Mutual funds have to pay 15% interest for delay in redemption, dividend payment
Capital market regulator has amended mutual fund regulations with regard to transfer of dividend and redemption proceeds to unitholders. In case of delay beyond the stipulated period, mutual fund houses have to pay interest for the period of delay in transfer of redemption or repurchase or dividend to unitholders at the rate of 15% per annum along with the proceeds of redemption or repurchase or dividend.
Here are the new rules for Mutual fund transfer of Dividend Payment
-The record date shall be two working days from the issue of public notice, wherever applicable, for the purpose of payment of dividend
-The payment of dividend to the unitholders shall be made within seven working days from the record date.

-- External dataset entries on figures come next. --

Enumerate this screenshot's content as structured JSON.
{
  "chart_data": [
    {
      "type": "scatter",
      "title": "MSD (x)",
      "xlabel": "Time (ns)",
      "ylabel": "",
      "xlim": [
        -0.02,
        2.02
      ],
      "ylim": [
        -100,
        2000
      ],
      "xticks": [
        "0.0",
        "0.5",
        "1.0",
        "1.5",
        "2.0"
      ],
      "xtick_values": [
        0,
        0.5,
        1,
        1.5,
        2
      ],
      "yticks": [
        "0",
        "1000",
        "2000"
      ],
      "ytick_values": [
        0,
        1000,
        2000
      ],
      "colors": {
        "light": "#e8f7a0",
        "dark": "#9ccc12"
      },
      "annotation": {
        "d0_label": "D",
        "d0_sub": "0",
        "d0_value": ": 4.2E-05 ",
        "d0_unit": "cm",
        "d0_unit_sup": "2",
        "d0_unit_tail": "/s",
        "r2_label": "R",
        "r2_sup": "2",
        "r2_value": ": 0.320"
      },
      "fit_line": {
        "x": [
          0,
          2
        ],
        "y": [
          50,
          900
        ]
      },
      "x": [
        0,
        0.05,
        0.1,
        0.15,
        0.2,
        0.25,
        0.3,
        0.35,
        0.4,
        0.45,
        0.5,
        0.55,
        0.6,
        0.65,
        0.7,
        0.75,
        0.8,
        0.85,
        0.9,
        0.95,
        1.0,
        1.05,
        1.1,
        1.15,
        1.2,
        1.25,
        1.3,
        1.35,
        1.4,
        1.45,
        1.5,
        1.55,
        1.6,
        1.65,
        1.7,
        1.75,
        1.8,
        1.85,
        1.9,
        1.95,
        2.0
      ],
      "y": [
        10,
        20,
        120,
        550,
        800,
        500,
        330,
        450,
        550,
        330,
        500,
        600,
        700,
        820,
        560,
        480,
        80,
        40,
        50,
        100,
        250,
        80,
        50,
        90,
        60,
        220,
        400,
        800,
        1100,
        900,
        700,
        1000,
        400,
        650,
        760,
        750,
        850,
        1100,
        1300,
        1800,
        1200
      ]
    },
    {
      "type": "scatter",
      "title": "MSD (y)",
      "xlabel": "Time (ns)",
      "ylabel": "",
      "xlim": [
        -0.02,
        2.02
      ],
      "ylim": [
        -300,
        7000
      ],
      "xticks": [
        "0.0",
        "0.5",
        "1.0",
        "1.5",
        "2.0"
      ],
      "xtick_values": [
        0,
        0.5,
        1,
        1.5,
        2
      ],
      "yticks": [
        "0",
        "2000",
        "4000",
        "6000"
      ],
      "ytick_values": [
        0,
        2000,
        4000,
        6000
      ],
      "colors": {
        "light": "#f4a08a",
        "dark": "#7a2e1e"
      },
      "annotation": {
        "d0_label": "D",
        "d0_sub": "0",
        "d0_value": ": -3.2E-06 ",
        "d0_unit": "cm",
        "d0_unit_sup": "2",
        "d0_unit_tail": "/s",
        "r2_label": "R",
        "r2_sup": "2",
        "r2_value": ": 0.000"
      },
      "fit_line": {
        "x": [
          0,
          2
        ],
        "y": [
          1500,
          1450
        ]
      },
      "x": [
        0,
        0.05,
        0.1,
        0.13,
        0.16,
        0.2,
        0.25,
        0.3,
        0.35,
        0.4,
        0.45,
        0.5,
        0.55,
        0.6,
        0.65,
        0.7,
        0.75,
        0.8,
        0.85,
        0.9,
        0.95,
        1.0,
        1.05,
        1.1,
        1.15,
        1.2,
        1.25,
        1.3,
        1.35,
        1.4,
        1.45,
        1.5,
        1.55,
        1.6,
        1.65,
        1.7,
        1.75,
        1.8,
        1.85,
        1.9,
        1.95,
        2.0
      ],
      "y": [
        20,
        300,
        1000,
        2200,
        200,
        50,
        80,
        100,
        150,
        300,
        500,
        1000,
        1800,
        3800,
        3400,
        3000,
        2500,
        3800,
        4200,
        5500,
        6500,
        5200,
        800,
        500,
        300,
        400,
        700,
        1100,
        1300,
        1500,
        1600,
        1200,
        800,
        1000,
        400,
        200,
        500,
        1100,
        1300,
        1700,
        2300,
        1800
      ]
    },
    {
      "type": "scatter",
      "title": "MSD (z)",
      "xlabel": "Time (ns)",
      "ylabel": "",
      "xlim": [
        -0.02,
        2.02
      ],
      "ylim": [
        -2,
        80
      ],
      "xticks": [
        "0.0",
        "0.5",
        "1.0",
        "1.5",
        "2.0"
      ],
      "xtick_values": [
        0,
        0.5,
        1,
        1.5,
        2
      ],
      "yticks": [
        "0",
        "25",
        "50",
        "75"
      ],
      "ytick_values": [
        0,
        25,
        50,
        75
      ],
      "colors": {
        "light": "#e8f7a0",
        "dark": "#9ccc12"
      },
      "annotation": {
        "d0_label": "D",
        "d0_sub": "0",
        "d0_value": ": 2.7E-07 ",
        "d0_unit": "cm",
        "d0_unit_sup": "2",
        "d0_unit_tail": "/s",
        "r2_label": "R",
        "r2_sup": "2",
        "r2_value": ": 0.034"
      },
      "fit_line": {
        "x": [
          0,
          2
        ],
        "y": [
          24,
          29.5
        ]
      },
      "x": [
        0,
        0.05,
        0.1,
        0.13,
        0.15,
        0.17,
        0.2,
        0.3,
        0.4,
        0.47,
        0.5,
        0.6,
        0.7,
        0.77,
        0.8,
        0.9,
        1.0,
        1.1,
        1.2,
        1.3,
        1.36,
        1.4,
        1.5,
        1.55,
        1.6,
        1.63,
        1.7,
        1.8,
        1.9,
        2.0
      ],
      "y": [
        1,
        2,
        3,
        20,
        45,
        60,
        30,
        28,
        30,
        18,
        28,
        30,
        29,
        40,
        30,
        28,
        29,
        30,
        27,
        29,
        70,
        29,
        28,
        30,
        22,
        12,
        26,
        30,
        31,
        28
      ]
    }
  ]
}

Here are the new mutual fund rules for transfer of redemption or repurchase proceeds
-The transfer of redemption or repurchase proceeds to the unitholders shall be made within three working days from the date of redemption or repurchase
-For schemes investing at least 80% of total assets in permissible overseas investments, the transfer of redemption or repurchase proceeds to the unitholders shall be made within five working days from the date of redemption or repurchase.
Mutual fund AMFI, in consultation with Sebi, shall publish a list of exceptional circumstances for schemes unable to transfer redemption or repurchase proceeds to investors, along with applicable time frame for transfer of redemption or repurchase proceeds to the unitholders in such exceptional circumstances, the circular said.
Separately, the capital markets regulator also amended norms to bring buying and selling of mutual fund units under the ambit of insider trading rules.
At present, insider trading rules are applicable to dealing in securities of listed companies or those proposed to be listed, when in possession of Unpublished Price Sensitive Information (UPSI). The units of mutual funds are specifically excluded from the definition of securities under the rules.
Sebi’s latest decision follows the Franklin Templeton episode, in which the fund house’s few executives were accused of redeeming their holdings in the schemes ahead of the six debt schemes shutting for redemption.
“No insider shall trade in the units of a scheme of a mutual fund, when in possession of unpublished price sensitive information, which may have a material impact on the net asset value of a scheme or may have a material impact on the interest of the unit holders of the scheme,” Sebi said in a notification issued on Thursday.
Under the new rules, asset management companies (AMCs) will have to disclose the details of holdings in the units of its mutual fund schemes, on an aggregated basis, held by the AMC, trustees and their immediate relatives on the platform of stock exchanges.